Are you wanting to rent both the shower chair and the wheelchair from the same company?
Are you staying at a hotel? If so, you can call the hotel property in Orlando directly, speak to either the MOD (Manager On Duty) or the Housekeeping department, and ask if they have shower chairs available, and if you can have one waiting in your room when you arrive.

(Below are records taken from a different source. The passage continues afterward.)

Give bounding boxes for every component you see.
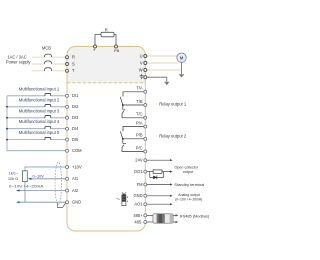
svg-text:GND: GND [72, 200, 81, 205]
svg-text:DI2: DI2 [72, 104, 79, 109]
svg-text:Relay output 1: Relay output 1 [159, 101, 187, 106]
svg-text:Multifunctional input 5: Multifunctional input 5 [19, 130, 60, 135]
svg-text:W: W [139, 67, 143, 72]
svg-text:DI4: DI4 [72, 126, 79, 131]
svg-text:485+: 485+ [133, 213, 143, 218]
svg-text:output: output [183, 169, 194, 174]
svg-text:P/C: P/C [136, 145, 143, 150]
svg-text:Multifunctional input 4: Multifunctional input 4 [19, 119, 60, 124]
svg-text:MCB: MCB [42, 46, 51, 51]
svg-text:R: R [105, 27, 108, 32]
svg-text:FM: FM [137, 182, 144, 187]
svg-text:DI5: DI5 [72, 137, 79, 142]
svg-text:DI1: DI1 [72, 93, 79, 98]
svg-text:Relay output 2: Relay output 2 [159, 134, 187, 139]
svg-text:T/A: T/A [136, 86, 143, 91]
svg-text:Multifunctional input 1: Multifunctional input 1 [19, 86, 60, 91]
svg-text:485-: 485- [134, 219, 143, 224]
svg-text:M: M [180, 55, 184, 60]
svg-text:Multifunctional input 2: Multifunctional input 2 [19, 97, 60, 102]
svg-text:DI3: DI3 [72, 115, 79, 120]
svg-text:U: U [140, 53, 143, 58]
svg-text:10k Ω: 10k Ω [8, 176, 18, 181]
svg-text:RS485 (Modbus): RS485 (Modbus) [180, 213, 210, 218]
svg-text:P/A: P/A [136, 120, 143, 125]
svg-text:P/B: P/B [136, 133, 143, 138]
svg-text:24V: 24V [135, 158, 143, 163]
svg-text:0~10V: 0~10V [33, 174, 45, 179]
svg-text:+: + [93, 48, 96, 53]
svg-text:R: R [72, 55, 75, 60]
svg-text:S: S [72, 61, 75, 66]
svg-text:T/B: T/B [136, 99, 143, 104]
svg-text:DO1: DO1 [134, 169, 143, 174]
svg-text:PB: PB [114, 48, 120, 53]
svg-text:COM: COM [72, 148, 82, 153]
svg-text:(0~10V / 4~20mA): (0~10V / 4~20mA) [175, 196, 203, 201]
svg-text:Standby terminal: Standby terminal [174, 182, 204, 187]
svg-text:AI1: AI1 [72, 176, 79, 181]
svg-text:GND: GND [133, 193, 142, 198]
svg-text:+10V: +10V [72, 164, 82, 169]
svg-text:AI2: AI2 [72, 188, 79, 193]
svg-text:T/C: T/C [136, 112, 143, 117]
svg-text:0~10V / 4~20mA: 0~10V / 4~20mA [9, 184, 44, 189]
svg-text:Power supply: Power supply [6, 60, 32, 65]
svg-text:V: V [140, 60, 143, 65]
svg-text:Multifunctional input 3: Multifunctional input 3 [19, 108, 60, 113]
svg-text:AO1: AO1 [134, 202, 143, 207]
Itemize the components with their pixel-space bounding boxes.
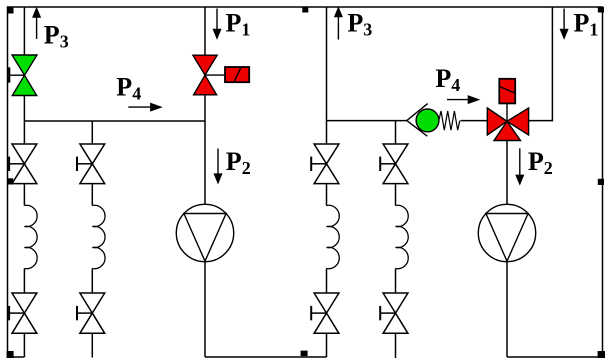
svg-text:P1: P1 bbox=[226, 9, 251, 40]
svg-text:P3: P3 bbox=[44, 20, 69, 51]
svg-text:P2: P2 bbox=[226, 147, 251, 178]
svg-text:P2: P2 bbox=[528, 147, 553, 178]
svg-text:P3: P3 bbox=[347, 9, 372, 40]
svg-text:P4: P4 bbox=[435, 64, 460, 95]
svg-text:P1: P1 bbox=[574, 8, 599, 39]
svg-text:P4: P4 bbox=[116, 72, 141, 103]
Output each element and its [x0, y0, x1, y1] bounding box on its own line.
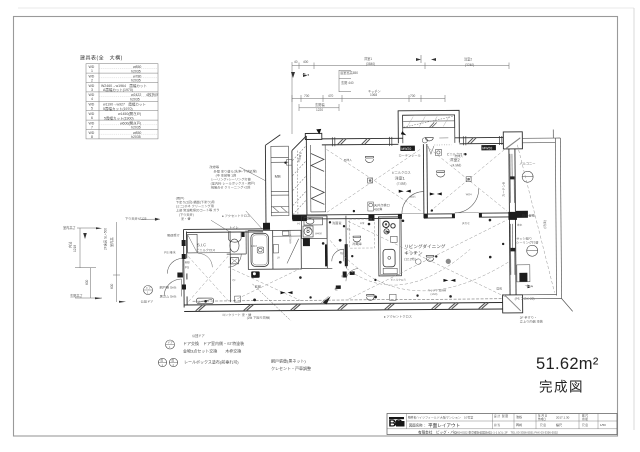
svg-text:MB: MB [275, 174, 281, 179]
svg-text:ドア: ドア [168, 341, 174, 345]
svg-text:黒ゴム Sets: 黒ゴム Sets [160, 294, 177, 299]
svg-text:尺 度: 尺 度 [540, 423, 546, 427]
svg-text:4: 4 [91, 97, 93, 101]
svg-text:下り天井h2125: 下り天井h2125 [125, 216, 147, 221]
svg-text:S.I.C: S.I.C [197, 242, 206, 247]
svg-text:岡崎: 岡崎 [516, 422, 522, 427]
svg-text:MW20: MW20 [482, 146, 492, 150]
svg-text:1220: 1220 [316, 108, 323, 112]
svg-text:雨: 雨 [161, 360, 164, 363]
svg-text:ビニルクロス: ビニルクロス [196, 247, 215, 252]
svg-text:h2035: h2035 [131, 79, 141, 83]
svg-text:塗・替: 塗・替 [181, 216, 191, 221]
svg-text:CL: CL [347, 227, 351, 231]
svg-text:物干金物: 物干金物 [522, 213, 536, 218]
svg-text:8: 8 [91, 135, 93, 139]
svg-text:WD4: WD4 [466, 192, 472, 196]
svg-text:スラブ下 支持材: スラブ下 支持材 [428, 288, 447, 292]
svg-text:洗濯: 洗濯 [306, 226, 312, 230]
svg-text:ドア: ドア [146, 286, 152, 290]
svg-text:● アクセントクロス: ● アクセントクロス [222, 213, 250, 218]
svg-text:作成日: 作成日 [538, 417, 546, 421]
svg-text:改修等: 改修等 [210, 164, 220, 169]
svg-text:網戸張替(黒ネット): 網戸張替(黒ネット) [271, 358, 306, 364]
svg-text:R冷: R冷 [360, 221, 365, 225]
svg-text:現場合せ クリーニング+2回: 現場合せ クリーニング+2回 [211, 184, 251, 189]
svg-text:バルコニー: バルコニー [520, 162, 536, 166]
svg-text:1068: 1068 [370, 93, 377, 97]
svg-text:郵便受け: 郵便受け [167, 232, 180, 237]
svg-text:クレセント・戸車調整: クレセント・戸車調整 [271, 365, 311, 371]
svg-text:冷蔵庫: 冷蔵庫 [352, 241, 362, 246]
svg-text:金物3点セット交換 木枠交換: 金物3点セット交換 木枠交換 [183, 348, 241, 354]
svg-text:完成図: 完成図 [539, 380, 584, 395]
svg-text:上部 常温乾燥20コート等 ガラ: 上部 常温乾燥20コート等 ガラ [176, 207, 220, 212]
svg-text:縮尺: 縮尺 [556, 422, 562, 427]
svg-text:(7.0帖): (7.0帖) [397, 181, 407, 186]
svg-text:2F床高 SL+500: 2F床高 SL+500 [103, 228, 108, 250]
svg-text:1/50: 1/50 [600, 423, 606, 427]
svg-text:1■↓: 1■↓ [385, 230, 391, 234]
svg-text:h2035: h2035 [131, 135, 141, 139]
svg-text:(2M 下廻り同様): (2M 下廻り同様) [247, 315, 270, 320]
svg-text:池谷: 池谷 [516, 414, 522, 419]
svg-text:470: 470 [328, 94, 334, 98]
svg-text:玄関 440: 玄関 440 [341, 80, 354, 85]
svg-text:3: 3 [91, 88, 93, 92]
svg-text:(P5 フカシ20): (P5 フカシ20) [515, 296, 535, 301]
svg-text:2017.1.30: 2017.1.30 [556, 415, 570, 419]
svg-text:MB: MB [185, 260, 190, 264]
svg-text:カーテンB: カーテンB [501, 182, 506, 197]
svg-text:5霞幅カット(1900): 5霞幅カット(1900) [104, 115, 134, 120]
svg-text:ドア交換 ドア室内側・ST特塗装: ドア交換 ドア室内側・ST特塗装 [183, 340, 244, 346]
svg-text:(内法): (内法) [542, 220, 547, 229]
svg-text:用 紙: 用 紙 [582, 417, 588, 421]
svg-text:40: 40 [294, 60, 298, 64]
svg-text:雨: 雨 [172, 360, 175, 363]
svg-text:室内高: 室内高 [109, 237, 114, 247]
svg-text:排水: 排水 [517, 223, 523, 227]
svg-text:洗面室: 洗面室 [332, 220, 342, 225]
svg-text:1218: 1218 [73, 245, 77, 252]
svg-text:洋室2: 洋室2 [464, 57, 472, 62]
svg-text:カーテンレール: カーテンレール [398, 153, 421, 158]
svg-text:製 図: 製 図 [502, 414, 508, 418]
svg-text:w1450(開き戸): w1450(開き戸) [118, 111, 141, 116]
svg-text:400: 400 [303, 60, 309, 64]
svg-text:立上り内側 塗装: 立上り内側 塗装 [520, 319, 544, 324]
svg-text:ハイツフィールド大阪マンション 10号室: ハイツフィールド大阪マンション 10号室 [416, 414, 473, 419]
svg-text:担 当: 担 当 [494, 423, 500, 427]
svg-text:● アクセントクロス: ● アクセントクロス [384, 314, 412, 319]
svg-text:WD5: WD5 [410, 195, 416, 199]
svg-text:尺 度: 尺 度 [582, 423, 588, 427]
svg-text:トイレ: トイレ [229, 226, 239, 230]
svg-text:洋室1: 洋室1 [395, 175, 406, 181]
svg-text:ビニルクロス: ビニルクロス [390, 278, 406, 282]
svg-text:A霞幅カット(1970): A霞幅カット(1970) [103, 87, 133, 92]
svg-text:浴室窓高650: 浴室窓高650 [340, 70, 358, 75]
svg-text:玄関: 玄関 [254, 284, 260, 289]
svg-text:600: 600 [110, 283, 114, 289]
svg-text:450角: 450角 [374, 206, 383, 211]
svg-text:1216: 1216 [251, 244, 257, 248]
svg-text:ビニルクロス: ビニルクロス [392, 170, 411, 175]
svg-text:キッチン: キッチン [368, 89, 381, 94]
svg-text:7: 7 [91, 125, 93, 129]
svg-text:W2460→w1964 霞幅カット: W2460→w1964 霞幅カット [101, 83, 147, 88]
svg-text:内法: 内法 [68, 242, 73, 248]
svg-text:w1190→w927 霞幅カット: w1190→w927 霞幅カット [103, 102, 146, 107]
svg-text:UB1216: UB1216 [288, 234, 292, 244]
svg-text:レールボックス塗布(前垂れ可): レールボックス塗布(前垂れ可) [184, 359, 239, 365]
svg-text:シーリング打替: シーリング打替 [516, 240, 539, 245]
svg-text:DS: DS [496, 286, 502, 291]
svg-text:公団ドア: 公団ドア [192, 333, 205, 338]
svg-text:51.62m²: 51.62m² [536, 355, 599, 373]
svg-text:CF: CF [232, 278, 236, 282]
svg-text:6: 6 [91, 116, 93, 120]
svg-text:5霞幅カット(1970): 5霞幅カット(1970) [103, 106, 133, 111]
svg-text:キッチン: キッチン [404, 251, 423, 256]
svg-text:w600(開き戸): w600(開き戸) [120, 120, 141, 125]
svg-text:2: 2 [91, 78, 93, 82]
svg-text:設 計: 設 計 [494, 414, 500, 418]
svg-text:(1/50): (1/50) [431, 292, 438, 296]
svg-text:h2035: h2035 [130, 98, 140, 102]
svg-text:〒160-0022 東京都新宿区新宿1-1-1 ビル 2F: 〒160-0022 東京都新宿区新宿1-1-1 ビル 2F TEL 03-335… [453, 430, 558, 434]
svg-text:網戸等 Sets: 網戸等 Sets [159, 285, 176, 290]
svg-text:MW20: MW20 [401, 147, 411, 151]
svg-text:PS 排水: PS 排水 [164, 250, 176, 255]
svg-text:h2035: h2035 [131, 126, 141, 130]
svg-text:600: 600 [85, 279, 89, 285]
svg-text:(3240): (3240) [465, 63, 474, 67]
svg-text:700: 700 [410, 94, 416, 98]
svg-text:5: 5 [91, 107, 93, 111]
svg-text:：: ： [424, 424, 427, 428]
svg-text:框: 框 [341, 274, 344, 278]
svg-text:W450: W450 [315, 231, 322, 235]
svg-text:玄関高さ: 玄関高さ [70, 293, 83, 298]
svg-text:CF: CF [340, 251, 344, 255]
svg-text:吊押入: 吊押入 [343, 158, 352, 162]
svg-text:洋室1: 洋室1 [364, 56, 372, 61]
svg-text:吊押入: 吊押入 [454, 154, 463, 158]
svg-text:(3840): (3840) [366, 62, 375, 66]
svg-text:(12.2帖): (12.2帖) [404, 256, 416, 261]
svg-text:建具表(全 大構): 建具表(全 大構) [80, 55, 123, 62]
svg-text:h2035: h2035 [131, 69, 141, 73]
svg-text:1: 1 [91, 69, 93, 73]
svg-text:戸: 戸 [277, 256, 280, 260]
svg-text:700: 700 [304, 94, 310, 98]
svg-text:平面レイアウト: 平面レイアウト [428, 422, 460, 429]
svg-text:玄関幅: 玄関幅 [315, 102, 325, 107]
svg-text:4枚折戸: 4枚折戸 [146, 92, 159, 97]
svg-text:図面名称: 図面名称 [409, 423, 423, 428]
svg-text:公団ドア: 公団ドア [141, 299, 154, 304]
svg-text:PS: PS [185, 265, 189, 269]
svg-text:(4.5帖): (4.5帖) [452, 162, 462, 167]
svg-text:室内高さ: 室内高さ [63, 225, 76, 230]
svg-text:天カセ: 天カセ [462, 221, 470, 225]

Also, do you use a manual chair outside of WDW? The reason I ask - respectfully - is that sometimes folks thing they can just hop in a manual chair and push themselves all over WDW. They don't realize that unless you use a chair all the time at home (in your everyday life) that you most likely don't have the hand/arm/shoulder strength to go a full day at WDW, let alone multiple days. Even trained athletes at top form can find it exhausting - there are *so* many more hills, swells, ramps, rises, and inclines than you realize... until you are on wheels!
The *average* Guest at WDW travels between 3 & 10 miles
per day; someone unaccustomed to self-propelling a manual chair (especially a rental chair, which will not be nearly as lightweight and easy to maneuver as a custom chair) will find that day two they literally cannot lift their arms to do anything. And that's no way to spend your time at Disney World!
If you have someone traveling with you that can/will push you, then you might let them know to bring along a pair of inexpensive bike or golf gloves (available at any of your finer Walmart stores) to help protect their hands if the rental chair has the old-school hard, black plastic hand grips.
Also, one thing we recommend around here is to take along a length of brightly colored grosgrain ribbon, or a bandana (Walmart also has bandanas, for $1 each, as does Hobby Lobby) and tie it somewhere on your rental wheelchair; it will help it stand out in a sea of similar rentals, and make it quick and easy to spot, especially if a CM has to move it!
I haven't had to rent medical equipment at WDW, but I know that others have, so I will leave the recommendations to them.